One could only wish our political leaders could see the wisdom in Klodt’s observation. Unfortunately, at times it strikes me that our whole Capitalist society is premised on this idea. “Growth” is seen as the ultimate good, and More is always better than less, and there’s never Enough if advertisers are to be believed.

Klodt shows how our failure to understand this concept of yin and yang also affects the way we view others. If we see our world in terms of opposites, we see ourselves as good and those who oppose us as evil, though experience should have taught us otherwise:

Carl Jung (following Heraclitus) called this phenomena enantiodromia, or “a running contrariwise.” He said, “Every psychological extreme secretly contains its own opposite or stands in some relation to it.” The worst crimes are committed in the name of fighting evil. The hero falls defeated by his own hubris. One (person or country) humbly and diligently strives and ultimately achieves success. Yet soon, pride and laziness set in and, with these, the onset of decline. The I Ching instructs us to consider danger and misfortune when things are going well and to recognize, when events seem to be running against us, that “this too will pass.” We find harmony, not by defeating evil once and for all, but by recognizing the relationship between good and evil and remaining psychologically in the middle, between the Pairs of seeming opposites.

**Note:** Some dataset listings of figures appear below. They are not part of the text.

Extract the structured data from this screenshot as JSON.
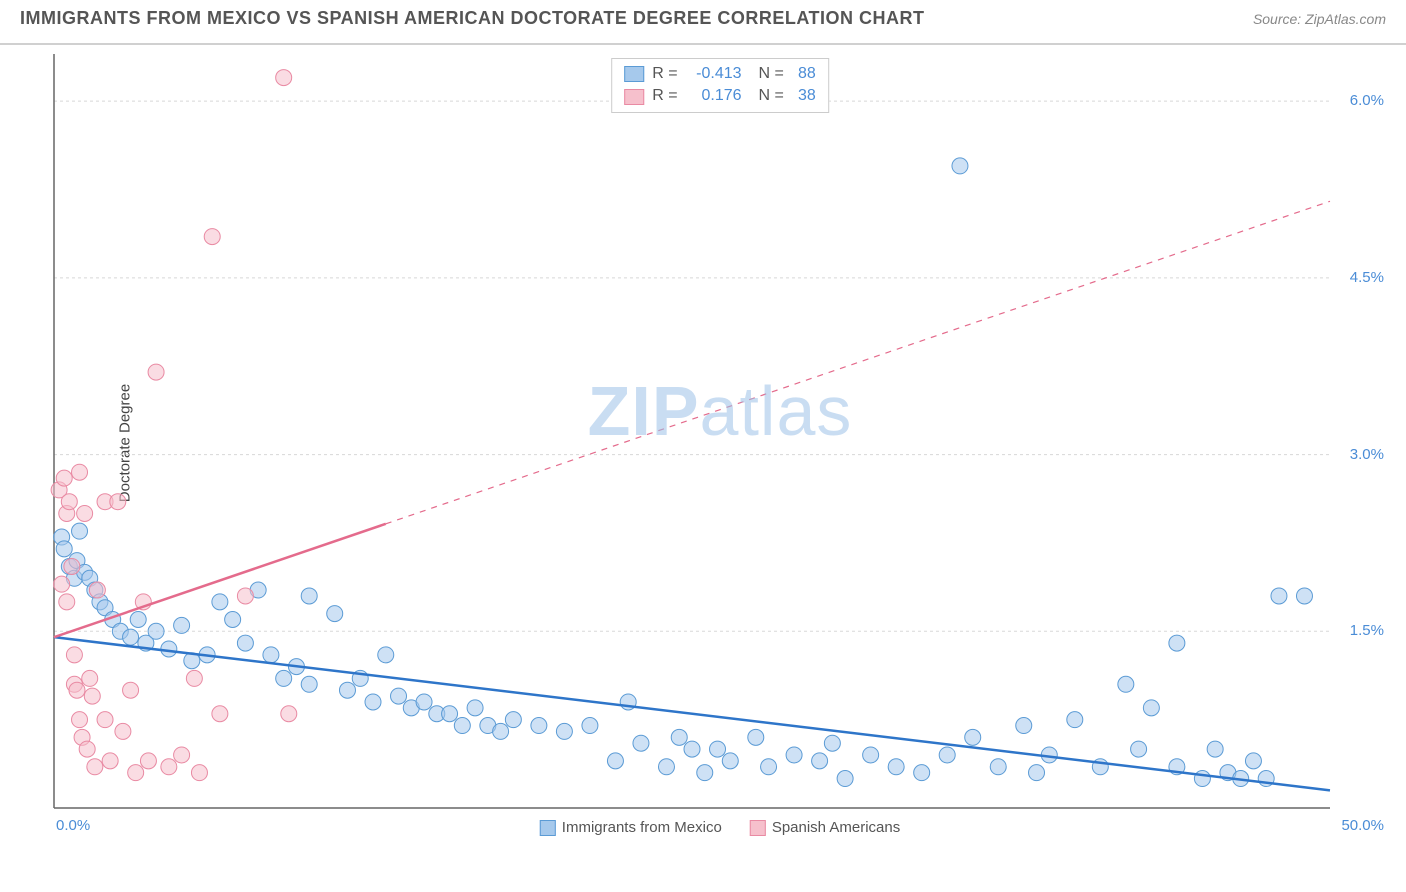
{
  "title": "IMMIGRANTS FROM MEXICO VS SPANISH AMERICAN DOCTORATE DEGREE CORRELATION CHART",
  "source": "Source: ZipAtlas.com",
  "watermark_bold": "ZIP",
  "watermark_rest": "atlas",
  "ylabel": "Doctorate Degree",
  "chart": {
    "type": "scatter",
    "xlim": [
      0,
      50
    ],
    "ylim": [
      0,
      6.4
    ],
    "xticks": {
      "min_label": "0.0%",
      "max_label": "50.0%"
    },
    "yticks": [
      {
        "val": 1.5,
        "label": "1.5%"
      },
      {
        "val": 3.0,
        "label": "3.0%"
      },
      {
        "val": 4.5,
        "label": "4.5%"
      },
      {
        "val": 6.0,
        "label": "6.0%"
      }
    ],
    "grid_color": "#d8d8d8",
    "axis_color": "#666666",
    "background_color": "#ffffff",
    "marker_radius": 8,
    "marker_opacity": 0.55,
    "line_width": 2.5,
    "series": [
      {
        "name": "Immigrants from Mexico",
        "color_fill": "#a6c9ec",
        "color_stroke": "#5b9bd5",
        "line_color": "#2e75c9",
        "r_value": "-0.413",
        "n_value": "88",
        "trend": {
          "x1": 0,
          "y1": 1.45,
          "x2": 50,
          "y2": 0.15,
          "dash": false,
          "solid_until": 50
        },
        "points": [
          [
            0.3,
            2.3
          ],
          [
            0.4,
            2.2
          ],
          [
            0.6,
            2.05
          ],
          [
            0.8,
            1.95
          ],
          [
            0.9,
            2.1
          ],
          [
            1.0,
            2.35
          ],
          [
            1.2,
            2.0
          ],
          [
            1.4,
            1.95
          ],
          [
            1.6,
            1.85
          ],
          [
            1.8,
            1.75
          ],
          [
            2.0,
            1.7
          ],
          [
            2.3,
            1.6
          ],
          [
            2.6,
            1.5
          ],
          [
            3.0,
            1.45
          ],
          [
            3.3,
            1.6
          ],
          [
            3.6,
            1.4
          ],
          [
            4.0,
            1.5
          ],
          [
            4.5,
            1.35
          ],
          [
            5.0,
            1.55
          ],
          [
            5.4,
            1.25
          ],
          [
            6.0,
            1.3
          ],
          [
            6.5,
            1.75
          ],
          [
            7.0,
            1.6
          ],
          [
            7.5,
            1.4
          ],
          [
            8.0,
            1.85
          ],
          [
            8.5,
            1.3
          ],
          [
            9.0,
            1.1
          ],
          [
            9.5,
            1.2
          ],
          [
            10.0,
            1.05
          ],
          [
            10.0,
            1.8
          ],
          [
            11.0,
            1.65
          ],
          [
            11.5,
            1.0
          ],
          [
            12.0,
            1.1
          ],
          [
            12.5,
            0.9
          ],
          [
            13.0,
            1.3
          ],
          [
            13.5,
            0.95
          ],
          [
            14.0,
            0.85
          ],
          [
            14.5,
            0.9
          ],
          [
            15.0,
            0.8
          ],
          [
            15.5,
            0.8
          ],
          [
            16.0,
            0.7
          ],
          [
            16.5,
            0.85
          ],
          [
            17.0,
            0.7
          ],
          [
            17.5,
            0.65
          ],
          [
            18.0,
            0.75
          ],
          [
            19.0,
            0.7
          ],
          [
            20.0,
            0.65
          ],
          [
            21.0,
            0.7
          ],
          [
            22.0,
            0.4
          ],
          [
            22.5,
            0.9
          ],
          [
            23.0,
            0.55
          ],
          [
            24.0,
            0.35
          ],
          [
            24.5,
            0.6
          ],
          [
            25.0,
            0.5
          ],
          [
            25.5,
            0.3
          ],
          [
            26.0,
            0.5
          ],
          [
            26.5,
            0.4
          ],
          [
            27.5,
            0.6
          ],
          [
            28.0,
            0.35
          ],
          [
            29.0,
            0.45
          ],
          [
            30.0,
            0.4
          ],
          [
            30.5,
            0.55
          ],
          [
            31.0,
            0.25
          ],
          [
            32.0,
            0.45
          ],
          [
            33.0,
            0.35
          ],
          [
            34.0,
            0.3
          ],
          [
            35.0,
            0.45
          ],
          [
            35.5,
            5.45
          ],
          [
            36.0,
            0.6
          ],
          [
            37.0,
            0.35
          ],
          [
            38.0,
            0.7
          ],
          [
            38.5,
            0.3
          ],
          [
            39.0,
            0.45
          ],
          [
            40.0,
            0.75
          ],
          [
            41.0,
            0.35
          ],
          [
            42.0,
            1.05
          ],
          [
            42.5,
            0.5
          ],
          [
            43.0,
            0.85
          ],
          [
            44.0,
            0.35
          ],
          [
            44.0,
            1.4
          ],
          [
            45.0,
            0.25
          ],
          [
            45.5,
            0.5
          ],
          [
            46.0,
            0.3
          ],
          [
            46.5,
            0.25
          ],
          [
            47.0,
            0.4
          ],
          [
            48.0,
            1.8
          ],
          [
            49.0,
            1.8
          ],
          [
            47.5,
            0.25
          ]
        ]
      },
      {
        "name": "Spanish Americans",
        "color_fill": "#f6c0cc",
        "color_stroke": "#e98aa3",
        "line_color": "#e46b8c",
        "r_value": "0.176",
        "n_value": "38",
        "trend": {
          "x1": 0,
          "y1": 1.45,
          "x2": 50,
          "y2": 5.15,
          "dash": true,
          "solid_until": 13
        },
        "points": [
          [
            0.2,
            2.7
          ],
          [
            0.3,
            1.9
          ],
          [
            0.4,
            2.8
          ],
          [
            0.5,
            2.5
          ],
          [
            0.5,
            1.75
          ],
          [
            0.6,
            2.6
          ],
          [
            0.7,
            2.05
          ],
          [
            0.8,
            1.05
          ],
          [
            0.8,
            1.3
          ],
          [
            0.9,
            1.0
          ],
          [
            1.0,
            2.85
          ],
          [
            1.0,
            0.75
          ],
          [
            1.1,
            0.6
          ],
          [
            1.2,
            2.5
          ],
          [
            1.3,
            0.5
          ],
          [
            1.4,
            1.1
          ],
          [
            1.5,
            0.95
          ],
          [
            1.6,
            0.35
          ],
          [
            1.7,
            1.85
          ],
          [
            2.0,
            2.6
          ],
          [
            2.0,
            0.75
          ],
          [
            2.2,
            0.4
          ],
          [
            2.5,
            2.6
          ],
          [
            2.7,
            0.65
          ],
          [
            3.0,
            1.0
          ],
          [
            3.2,
            0.3
          ],
          [
            3.5,
            1.75
          ],
          [
            3.7,
            0.4
          ],
          [
            4.0,
            3.7
          ],
          [
            4.5,
            0.35
          ],
          [
            5.0,
            0.45
          ],
          [
            5.5,
            1.1
          ],
          [
            5.7,
            0.3
          ],
          [
            6.2,
            4.85
          ],
          [
            6.5,
            0.8
          ],
          [
            7.5,
            1.8
          ],
          [
            9.0,
            6.2
          ],
          [
            9.2,
            0.8
          ]
        ]
      }
    ]
  },
  "legend_bottom": [
    {
      "label": "Immigrants from Mexico",
      "fill": "#a6c9ec",
      "stroke": "#5b9bd5"
    },
    {
      "label": "Spanish Americans",
      "fill": "#f6c0cc",
      "stroke": "#e98aa3"
    }
  ]
}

Danger arises when a man feels secure in his position. Destruction threatens when a man seeks to preserve his worldly estate. Confusion develops when a man has put everything in order. Therefore the superior man does not forget danger in his security, nor ruin when he is well established, nor confusion when his affairs are in order. -I CHING

As we can needlessly and fruitlessly battle sex by making enemies out of the polarities in life, so too can we needlessly and fruitlessly battle change by viewing it as something separate from ourselves. Change isn’t happening to us. We are happening in a sea of change. We battle change with the fanciful hope that favorable circumstances will always prevail. We battle change when we resign ourselves to unfavorable conditions for fear that they will never change. The Taoists tell us not to battle change but to surrender to it-not in a sense of resignation but with a spirit of joy and thanksgiving.

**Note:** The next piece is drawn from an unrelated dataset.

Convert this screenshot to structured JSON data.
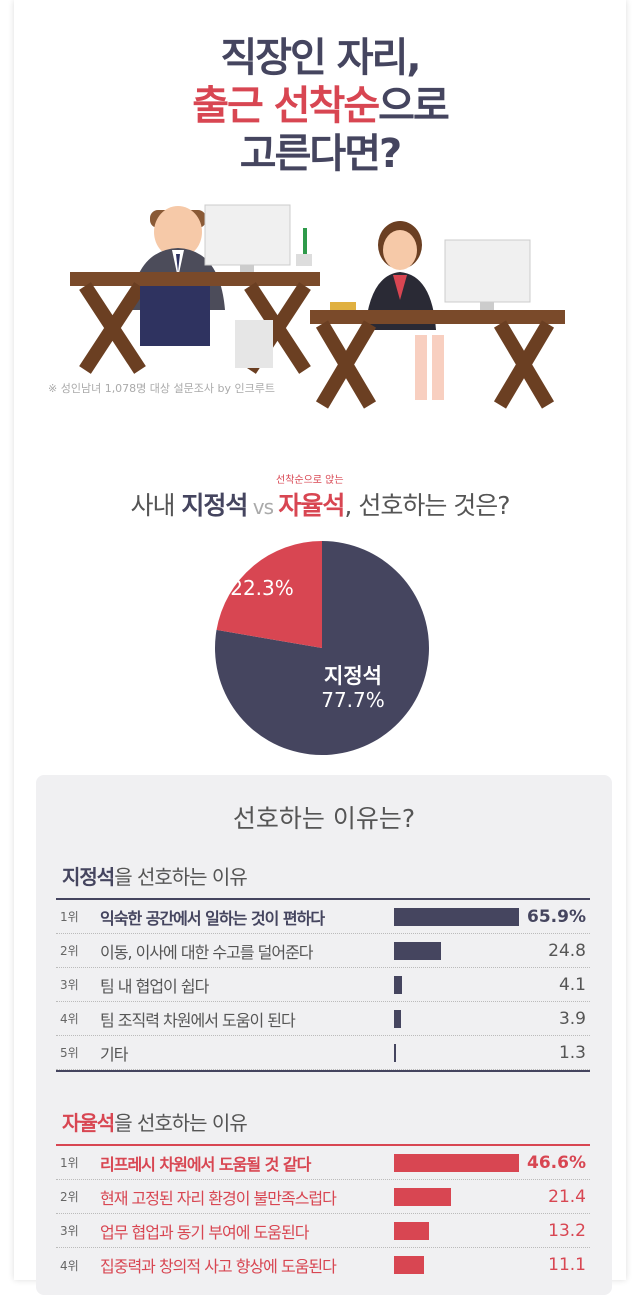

It’s hard not to recognize our current leaders who seem to have justified torture, an international crime, in the name of destroying “the axis of evil” in this description. Perhaps more frightening is the knowledge that many opposition leaders and much of our population also bought into these ideas.

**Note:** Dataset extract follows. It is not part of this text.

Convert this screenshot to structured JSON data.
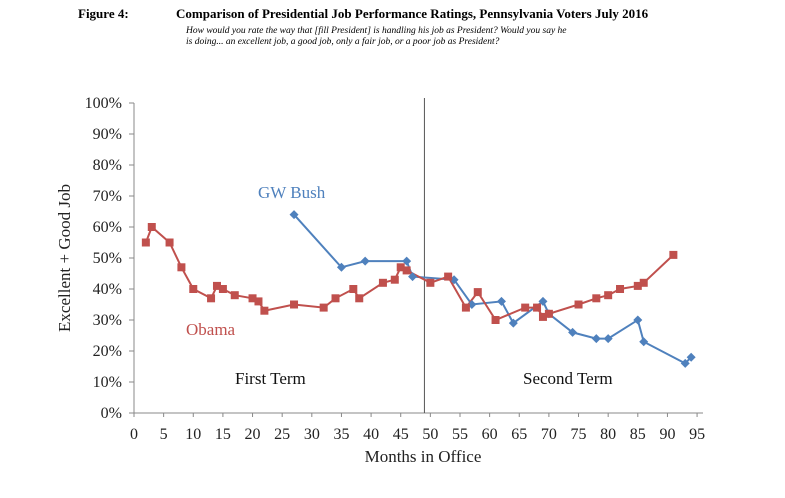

Considering human history, I suspect that this “us-versus-them” mentality is genetically coded, hard-wired, as it were, and it only makes matters worse when the culture reinforces those beliefs. Certainly any religion that implies those who have joined a particular church are “God’s Chosen People” fosters this “us versus them” view. But one only has to have taken a high school history class to be reminded that America has too often seen itself in this same light, some even going so far as to suggest that all of history has led to the founding of this great nation.

One thought on “It’s an Up and Down World”

  1. It helps to see this explained so well. Sometimes I wonder if we are living in unusual times or if we only think the times unusual because we are living in them.